André Picard, the Globe and Mail‘s award-winning health columnist, makes what I consider to be the key points about Canada’s reaction to the Wuhan coronavirus crisis in a recent opinion piece in that newspaper:
- First, he says, “Canada hasn’t acted promptly.” I think it is undeniable that the Trudeau regime’s response has been slow and unsteady, showing a real lack of leadership; and
- Second, he writes, “Never before have a large number of people – about 300 have visas to leave – been transported to Canada and, under a legal order, placed in quarantine … [and, although] …
- Medically, it’s probably unnecessary, but
- Politically, it’s probably essential; and
- As the breadth and depth of the coronavirus epidemic grows – more than 17,000 cases worldwide, in at least 23 countries to date, but mostly in China – so too has the worry …[and, therefore] … Politicians and public health officials have to be seen acting, even if their actions are not especially useful.“
That’s it in a nutshell.

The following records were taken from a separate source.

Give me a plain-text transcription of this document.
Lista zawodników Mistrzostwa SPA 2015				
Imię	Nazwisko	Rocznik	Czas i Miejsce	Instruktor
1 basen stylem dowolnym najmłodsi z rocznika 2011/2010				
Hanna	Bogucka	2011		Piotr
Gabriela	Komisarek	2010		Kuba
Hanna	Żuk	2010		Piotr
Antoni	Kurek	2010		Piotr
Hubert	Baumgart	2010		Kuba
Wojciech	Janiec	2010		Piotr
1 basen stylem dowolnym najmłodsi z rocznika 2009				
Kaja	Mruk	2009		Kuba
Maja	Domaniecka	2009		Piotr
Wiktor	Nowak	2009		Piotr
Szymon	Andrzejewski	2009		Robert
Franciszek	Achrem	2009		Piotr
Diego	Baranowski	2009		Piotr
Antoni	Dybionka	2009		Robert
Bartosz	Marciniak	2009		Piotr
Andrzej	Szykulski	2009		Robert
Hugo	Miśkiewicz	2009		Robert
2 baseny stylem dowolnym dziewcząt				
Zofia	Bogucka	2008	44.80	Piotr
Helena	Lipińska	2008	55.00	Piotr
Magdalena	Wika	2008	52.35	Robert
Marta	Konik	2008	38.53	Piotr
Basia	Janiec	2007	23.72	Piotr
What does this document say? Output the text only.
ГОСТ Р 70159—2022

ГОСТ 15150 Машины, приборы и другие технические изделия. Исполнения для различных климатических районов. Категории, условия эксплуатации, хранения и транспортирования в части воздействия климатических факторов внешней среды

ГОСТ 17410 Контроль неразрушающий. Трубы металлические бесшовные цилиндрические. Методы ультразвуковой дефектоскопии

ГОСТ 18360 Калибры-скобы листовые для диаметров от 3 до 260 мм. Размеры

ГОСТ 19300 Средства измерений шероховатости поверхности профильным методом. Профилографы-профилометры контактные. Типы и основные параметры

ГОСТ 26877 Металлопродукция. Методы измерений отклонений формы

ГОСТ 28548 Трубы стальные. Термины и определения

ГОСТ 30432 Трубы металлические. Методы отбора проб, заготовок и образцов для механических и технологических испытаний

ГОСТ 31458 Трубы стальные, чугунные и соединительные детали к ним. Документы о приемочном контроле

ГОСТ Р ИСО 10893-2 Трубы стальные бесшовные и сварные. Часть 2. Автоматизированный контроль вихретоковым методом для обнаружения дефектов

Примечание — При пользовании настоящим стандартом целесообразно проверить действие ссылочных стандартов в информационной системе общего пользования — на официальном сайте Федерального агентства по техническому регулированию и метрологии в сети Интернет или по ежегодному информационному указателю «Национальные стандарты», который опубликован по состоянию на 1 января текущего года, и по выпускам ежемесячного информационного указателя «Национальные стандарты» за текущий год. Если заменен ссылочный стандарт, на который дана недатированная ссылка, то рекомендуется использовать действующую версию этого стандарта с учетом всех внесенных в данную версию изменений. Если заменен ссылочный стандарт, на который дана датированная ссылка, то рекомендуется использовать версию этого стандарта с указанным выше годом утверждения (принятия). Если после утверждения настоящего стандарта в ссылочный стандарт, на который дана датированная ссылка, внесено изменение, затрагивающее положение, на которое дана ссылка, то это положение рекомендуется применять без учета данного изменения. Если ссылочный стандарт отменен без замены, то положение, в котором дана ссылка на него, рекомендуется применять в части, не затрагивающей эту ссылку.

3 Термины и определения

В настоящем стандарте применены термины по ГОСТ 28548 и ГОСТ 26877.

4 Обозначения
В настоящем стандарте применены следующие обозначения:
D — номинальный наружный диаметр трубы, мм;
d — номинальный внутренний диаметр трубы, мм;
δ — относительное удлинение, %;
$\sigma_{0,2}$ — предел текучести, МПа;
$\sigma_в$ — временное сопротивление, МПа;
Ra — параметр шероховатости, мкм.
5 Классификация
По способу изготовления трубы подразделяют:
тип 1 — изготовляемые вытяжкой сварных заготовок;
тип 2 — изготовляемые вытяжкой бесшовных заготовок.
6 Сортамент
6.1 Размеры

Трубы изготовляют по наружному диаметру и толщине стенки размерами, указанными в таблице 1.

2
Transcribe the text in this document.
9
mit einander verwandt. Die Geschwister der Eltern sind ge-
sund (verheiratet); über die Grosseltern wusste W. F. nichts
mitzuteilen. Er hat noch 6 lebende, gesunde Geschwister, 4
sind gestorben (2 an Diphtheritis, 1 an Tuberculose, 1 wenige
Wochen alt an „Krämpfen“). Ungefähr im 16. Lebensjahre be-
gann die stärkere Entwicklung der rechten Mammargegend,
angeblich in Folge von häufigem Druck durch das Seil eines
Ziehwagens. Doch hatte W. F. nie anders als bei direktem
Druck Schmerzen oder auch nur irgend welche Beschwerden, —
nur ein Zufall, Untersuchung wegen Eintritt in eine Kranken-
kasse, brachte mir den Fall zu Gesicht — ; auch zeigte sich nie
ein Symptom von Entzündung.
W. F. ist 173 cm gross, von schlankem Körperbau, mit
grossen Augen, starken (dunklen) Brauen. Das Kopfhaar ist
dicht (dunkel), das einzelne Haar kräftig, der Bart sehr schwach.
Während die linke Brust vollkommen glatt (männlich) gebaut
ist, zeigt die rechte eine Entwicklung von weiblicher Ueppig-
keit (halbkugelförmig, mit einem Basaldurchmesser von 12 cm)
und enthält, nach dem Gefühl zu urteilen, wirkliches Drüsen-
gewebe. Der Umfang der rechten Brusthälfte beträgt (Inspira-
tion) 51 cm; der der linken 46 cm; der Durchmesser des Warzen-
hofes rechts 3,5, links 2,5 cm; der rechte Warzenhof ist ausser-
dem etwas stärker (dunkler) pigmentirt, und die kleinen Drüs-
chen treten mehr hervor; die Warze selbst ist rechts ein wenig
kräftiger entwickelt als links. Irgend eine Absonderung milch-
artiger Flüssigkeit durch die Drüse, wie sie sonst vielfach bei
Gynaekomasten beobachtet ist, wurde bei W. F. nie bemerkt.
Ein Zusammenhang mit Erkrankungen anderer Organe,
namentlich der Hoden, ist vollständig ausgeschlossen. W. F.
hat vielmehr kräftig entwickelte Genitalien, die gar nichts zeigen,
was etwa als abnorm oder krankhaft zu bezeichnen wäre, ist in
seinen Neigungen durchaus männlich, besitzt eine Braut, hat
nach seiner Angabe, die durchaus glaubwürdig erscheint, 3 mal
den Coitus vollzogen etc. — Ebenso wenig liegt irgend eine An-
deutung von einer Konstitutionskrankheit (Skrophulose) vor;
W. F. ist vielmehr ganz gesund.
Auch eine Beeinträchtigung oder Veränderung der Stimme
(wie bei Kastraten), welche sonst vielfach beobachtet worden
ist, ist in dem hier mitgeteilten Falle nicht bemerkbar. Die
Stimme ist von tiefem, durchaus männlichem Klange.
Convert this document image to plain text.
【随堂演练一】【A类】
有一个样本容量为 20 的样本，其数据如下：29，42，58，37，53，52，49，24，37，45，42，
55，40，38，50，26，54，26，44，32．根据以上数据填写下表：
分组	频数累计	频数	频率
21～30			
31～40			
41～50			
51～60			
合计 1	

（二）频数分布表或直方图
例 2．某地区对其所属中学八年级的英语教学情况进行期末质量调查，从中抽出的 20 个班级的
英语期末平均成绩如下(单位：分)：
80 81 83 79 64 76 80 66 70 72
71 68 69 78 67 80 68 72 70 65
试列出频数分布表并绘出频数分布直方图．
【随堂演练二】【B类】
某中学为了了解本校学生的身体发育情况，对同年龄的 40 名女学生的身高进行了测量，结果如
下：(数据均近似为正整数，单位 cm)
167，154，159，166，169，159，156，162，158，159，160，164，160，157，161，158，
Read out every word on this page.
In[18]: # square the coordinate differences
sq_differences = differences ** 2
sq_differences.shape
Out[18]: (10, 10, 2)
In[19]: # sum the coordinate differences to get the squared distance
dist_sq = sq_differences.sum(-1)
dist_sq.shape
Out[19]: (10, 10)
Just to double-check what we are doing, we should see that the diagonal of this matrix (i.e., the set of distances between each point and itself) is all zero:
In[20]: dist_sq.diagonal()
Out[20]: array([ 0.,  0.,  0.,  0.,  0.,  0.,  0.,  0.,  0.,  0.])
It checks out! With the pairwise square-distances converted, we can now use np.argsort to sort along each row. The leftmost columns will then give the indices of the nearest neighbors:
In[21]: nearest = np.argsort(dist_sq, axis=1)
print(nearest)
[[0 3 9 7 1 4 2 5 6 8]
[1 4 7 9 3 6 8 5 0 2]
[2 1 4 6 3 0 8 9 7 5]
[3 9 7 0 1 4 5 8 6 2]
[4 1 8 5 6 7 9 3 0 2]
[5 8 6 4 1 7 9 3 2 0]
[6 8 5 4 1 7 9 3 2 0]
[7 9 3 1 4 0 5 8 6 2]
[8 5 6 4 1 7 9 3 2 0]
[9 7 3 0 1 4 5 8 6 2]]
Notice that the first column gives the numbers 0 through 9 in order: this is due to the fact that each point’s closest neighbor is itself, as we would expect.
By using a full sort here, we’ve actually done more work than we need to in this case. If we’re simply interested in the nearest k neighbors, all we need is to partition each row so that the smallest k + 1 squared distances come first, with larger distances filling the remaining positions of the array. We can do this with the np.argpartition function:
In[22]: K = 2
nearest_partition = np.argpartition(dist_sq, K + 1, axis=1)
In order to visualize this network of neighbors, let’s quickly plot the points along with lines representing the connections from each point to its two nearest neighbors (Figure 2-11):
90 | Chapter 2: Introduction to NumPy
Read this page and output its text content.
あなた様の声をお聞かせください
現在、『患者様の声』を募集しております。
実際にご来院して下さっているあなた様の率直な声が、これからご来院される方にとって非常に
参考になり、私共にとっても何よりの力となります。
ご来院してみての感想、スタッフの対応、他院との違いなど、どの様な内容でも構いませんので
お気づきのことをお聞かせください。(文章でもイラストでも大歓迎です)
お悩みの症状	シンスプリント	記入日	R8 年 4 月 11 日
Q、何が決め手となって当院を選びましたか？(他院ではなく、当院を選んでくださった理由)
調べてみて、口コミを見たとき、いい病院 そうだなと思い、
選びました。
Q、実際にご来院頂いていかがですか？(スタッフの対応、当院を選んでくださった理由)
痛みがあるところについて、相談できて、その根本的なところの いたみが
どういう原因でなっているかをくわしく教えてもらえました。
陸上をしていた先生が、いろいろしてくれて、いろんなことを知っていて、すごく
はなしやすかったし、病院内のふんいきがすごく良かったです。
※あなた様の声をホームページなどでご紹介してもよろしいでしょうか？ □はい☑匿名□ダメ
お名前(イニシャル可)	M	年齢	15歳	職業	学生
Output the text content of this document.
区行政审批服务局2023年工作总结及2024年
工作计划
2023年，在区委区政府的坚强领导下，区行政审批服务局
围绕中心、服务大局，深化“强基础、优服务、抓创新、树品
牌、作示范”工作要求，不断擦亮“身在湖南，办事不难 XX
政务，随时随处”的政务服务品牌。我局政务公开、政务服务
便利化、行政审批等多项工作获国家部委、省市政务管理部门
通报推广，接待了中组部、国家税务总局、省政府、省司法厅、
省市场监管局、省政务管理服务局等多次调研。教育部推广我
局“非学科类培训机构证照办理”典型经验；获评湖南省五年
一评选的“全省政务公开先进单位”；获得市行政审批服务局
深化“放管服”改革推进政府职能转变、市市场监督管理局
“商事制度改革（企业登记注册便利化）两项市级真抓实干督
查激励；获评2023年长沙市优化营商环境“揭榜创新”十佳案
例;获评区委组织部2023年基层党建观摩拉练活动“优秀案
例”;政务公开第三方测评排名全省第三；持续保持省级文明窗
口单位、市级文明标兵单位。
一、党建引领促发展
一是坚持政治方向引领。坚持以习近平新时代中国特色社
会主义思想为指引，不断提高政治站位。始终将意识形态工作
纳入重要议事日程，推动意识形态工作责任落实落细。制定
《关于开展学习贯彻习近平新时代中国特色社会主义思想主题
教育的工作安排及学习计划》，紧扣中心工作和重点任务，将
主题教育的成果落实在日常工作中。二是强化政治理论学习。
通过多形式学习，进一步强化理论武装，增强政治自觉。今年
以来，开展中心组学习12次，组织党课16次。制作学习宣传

Notwithstanding the medical ‘necessity’ ~ and I have no informed view on that, I’ll leave it to others to tell us the facts ~ it is politically imperative that the government is seen to be doing something, even if it’s wrong. The government cannot be seen to be caught, à la Health Minister Patti Hadju, like a deer in the headlights, doing nothing. Governing is about leading and, sometimes, leading is about doing something, even, now and again, doing the wrong thing, just to be seen to be doing something at all.